Estimation of dense stochastic block models visited by random walks
This work addresses the challenge of accurate network inference from biased random walk samples, which is incremental but relevant for applications like social network surveys.
The paper tackles the problem of recovering information about a dense stochastic block model from a subgraph sampled by a random walk, motivated by chain-referral surveys. It proposes two estimation strategies, including an SAEM algorithm for unobserved types and a de-biasing method based on recent results, to address biases introduced by the sampling process.

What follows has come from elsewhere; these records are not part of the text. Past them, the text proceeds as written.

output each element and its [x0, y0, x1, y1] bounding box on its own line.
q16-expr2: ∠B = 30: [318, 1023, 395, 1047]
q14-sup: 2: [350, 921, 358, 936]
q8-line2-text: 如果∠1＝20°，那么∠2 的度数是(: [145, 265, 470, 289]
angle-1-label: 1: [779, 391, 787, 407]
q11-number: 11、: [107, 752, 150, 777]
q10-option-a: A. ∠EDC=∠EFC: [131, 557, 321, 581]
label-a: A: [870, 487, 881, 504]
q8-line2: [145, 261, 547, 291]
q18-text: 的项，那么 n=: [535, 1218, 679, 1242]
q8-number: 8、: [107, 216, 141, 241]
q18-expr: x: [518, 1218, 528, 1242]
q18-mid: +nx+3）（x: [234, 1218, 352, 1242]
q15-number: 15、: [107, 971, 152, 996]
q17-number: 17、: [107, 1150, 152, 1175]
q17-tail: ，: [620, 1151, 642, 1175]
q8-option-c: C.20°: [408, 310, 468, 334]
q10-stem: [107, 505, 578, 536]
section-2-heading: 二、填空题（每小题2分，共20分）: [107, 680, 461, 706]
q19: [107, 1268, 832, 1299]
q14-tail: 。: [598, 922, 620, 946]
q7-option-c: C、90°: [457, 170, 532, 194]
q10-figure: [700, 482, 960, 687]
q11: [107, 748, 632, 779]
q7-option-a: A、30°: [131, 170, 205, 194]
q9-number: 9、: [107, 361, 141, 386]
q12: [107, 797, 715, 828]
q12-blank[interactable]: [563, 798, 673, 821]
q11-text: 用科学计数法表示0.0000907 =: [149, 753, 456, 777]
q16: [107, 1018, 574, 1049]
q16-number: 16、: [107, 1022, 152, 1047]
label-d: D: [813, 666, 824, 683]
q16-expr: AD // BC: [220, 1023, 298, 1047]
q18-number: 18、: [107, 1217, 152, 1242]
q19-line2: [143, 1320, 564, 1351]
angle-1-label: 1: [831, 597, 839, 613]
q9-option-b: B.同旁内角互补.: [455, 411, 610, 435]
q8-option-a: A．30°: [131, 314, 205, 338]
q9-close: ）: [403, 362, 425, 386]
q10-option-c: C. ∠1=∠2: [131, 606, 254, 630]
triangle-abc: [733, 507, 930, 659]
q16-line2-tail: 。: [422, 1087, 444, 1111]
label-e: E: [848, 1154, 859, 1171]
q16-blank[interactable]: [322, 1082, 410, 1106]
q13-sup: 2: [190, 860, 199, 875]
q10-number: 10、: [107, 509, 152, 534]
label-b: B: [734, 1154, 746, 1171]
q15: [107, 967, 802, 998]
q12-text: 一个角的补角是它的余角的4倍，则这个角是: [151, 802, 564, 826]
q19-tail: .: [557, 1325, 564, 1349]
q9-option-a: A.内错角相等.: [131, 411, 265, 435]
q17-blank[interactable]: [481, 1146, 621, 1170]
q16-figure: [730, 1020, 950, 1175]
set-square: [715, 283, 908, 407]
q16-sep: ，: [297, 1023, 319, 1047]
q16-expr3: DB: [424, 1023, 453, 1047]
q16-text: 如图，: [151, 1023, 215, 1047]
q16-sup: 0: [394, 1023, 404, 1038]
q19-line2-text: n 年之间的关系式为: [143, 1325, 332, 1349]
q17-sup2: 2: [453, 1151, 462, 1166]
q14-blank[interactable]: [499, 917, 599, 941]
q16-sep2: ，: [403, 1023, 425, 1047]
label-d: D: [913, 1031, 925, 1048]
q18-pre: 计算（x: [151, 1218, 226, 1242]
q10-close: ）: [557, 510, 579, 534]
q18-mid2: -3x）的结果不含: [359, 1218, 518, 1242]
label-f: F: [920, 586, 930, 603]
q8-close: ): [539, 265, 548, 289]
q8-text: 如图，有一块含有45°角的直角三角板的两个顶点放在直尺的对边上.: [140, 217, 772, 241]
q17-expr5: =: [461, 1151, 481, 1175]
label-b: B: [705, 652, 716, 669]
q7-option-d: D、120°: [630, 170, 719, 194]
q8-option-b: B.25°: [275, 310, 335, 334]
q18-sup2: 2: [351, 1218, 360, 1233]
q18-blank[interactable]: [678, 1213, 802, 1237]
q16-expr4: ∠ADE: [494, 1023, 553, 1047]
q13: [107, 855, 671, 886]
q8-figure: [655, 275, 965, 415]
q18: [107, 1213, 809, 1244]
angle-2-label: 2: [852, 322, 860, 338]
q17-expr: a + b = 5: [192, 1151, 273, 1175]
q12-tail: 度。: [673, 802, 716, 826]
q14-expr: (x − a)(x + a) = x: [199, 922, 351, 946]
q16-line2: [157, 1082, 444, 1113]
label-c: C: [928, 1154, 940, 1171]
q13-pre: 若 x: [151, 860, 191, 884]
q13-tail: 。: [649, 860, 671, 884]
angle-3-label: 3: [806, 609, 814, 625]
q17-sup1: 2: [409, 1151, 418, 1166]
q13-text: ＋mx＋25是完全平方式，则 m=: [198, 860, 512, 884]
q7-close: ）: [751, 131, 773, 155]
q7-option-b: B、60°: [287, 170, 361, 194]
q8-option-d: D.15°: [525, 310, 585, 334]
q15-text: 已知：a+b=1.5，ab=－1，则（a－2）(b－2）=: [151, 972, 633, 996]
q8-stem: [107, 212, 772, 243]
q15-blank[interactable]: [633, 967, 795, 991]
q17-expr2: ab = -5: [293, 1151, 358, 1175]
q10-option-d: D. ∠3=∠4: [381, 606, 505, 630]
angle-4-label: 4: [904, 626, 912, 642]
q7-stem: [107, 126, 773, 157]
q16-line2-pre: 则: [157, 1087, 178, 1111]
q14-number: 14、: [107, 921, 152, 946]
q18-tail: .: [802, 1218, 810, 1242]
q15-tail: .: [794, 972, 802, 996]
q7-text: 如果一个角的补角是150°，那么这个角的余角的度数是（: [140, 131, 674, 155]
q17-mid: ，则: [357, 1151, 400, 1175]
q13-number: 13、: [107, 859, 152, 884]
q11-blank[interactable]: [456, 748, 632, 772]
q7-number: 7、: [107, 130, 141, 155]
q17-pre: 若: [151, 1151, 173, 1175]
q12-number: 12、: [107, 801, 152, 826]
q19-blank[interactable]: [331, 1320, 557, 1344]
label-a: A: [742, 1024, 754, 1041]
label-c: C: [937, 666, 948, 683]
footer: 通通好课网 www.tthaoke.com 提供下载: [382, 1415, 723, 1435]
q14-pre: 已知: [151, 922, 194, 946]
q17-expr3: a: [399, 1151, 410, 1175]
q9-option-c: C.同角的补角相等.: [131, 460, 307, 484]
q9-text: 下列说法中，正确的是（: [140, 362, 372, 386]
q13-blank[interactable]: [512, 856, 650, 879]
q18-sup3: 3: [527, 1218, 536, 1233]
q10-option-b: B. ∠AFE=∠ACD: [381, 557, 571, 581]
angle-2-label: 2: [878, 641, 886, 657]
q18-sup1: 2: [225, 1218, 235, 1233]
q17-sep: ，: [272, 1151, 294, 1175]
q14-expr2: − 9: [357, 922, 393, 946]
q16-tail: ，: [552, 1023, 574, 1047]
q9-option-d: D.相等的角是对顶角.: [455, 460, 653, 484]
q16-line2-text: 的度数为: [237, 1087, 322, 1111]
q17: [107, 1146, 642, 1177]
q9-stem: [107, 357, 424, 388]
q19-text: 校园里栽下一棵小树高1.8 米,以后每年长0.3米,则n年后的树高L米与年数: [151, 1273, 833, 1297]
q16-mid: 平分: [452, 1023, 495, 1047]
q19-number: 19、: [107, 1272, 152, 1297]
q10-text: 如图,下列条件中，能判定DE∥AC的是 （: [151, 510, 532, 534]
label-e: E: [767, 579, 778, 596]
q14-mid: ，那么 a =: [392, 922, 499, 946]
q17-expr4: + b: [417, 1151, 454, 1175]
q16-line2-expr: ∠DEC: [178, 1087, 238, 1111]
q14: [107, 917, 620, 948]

We are interested in recovering information on a stochastic block model from the subgraph discovered by an exploring random walk. Stochastic block models correspond to populations structured into a finite number of types, where two individuals are connected by an edge independently from the other pairs and with a probability depending on their types. We consider here the dense case where the random network can be approximated by a graphon. This problem is motivated from the study of chain-referral surveys where each interviewee provides information on her/his contacts in the social network. First, we write the likelihood of the subgraph discovered by the random walk: biases are appearing since hubs and majority types are more likely to be sampled. Even for the case where the types are observed, the maximum likelihood estimator is not explicit any more. When the types of the vertices is unobserved, we use an SAEM algorithm to maximize the likelihood. Second, we propose a different estimation strategy using new results by Athreya and Roellin. It consists in de-biasing the maximum likelihood estimator proposed in Daudin et al. and that ignores the biases.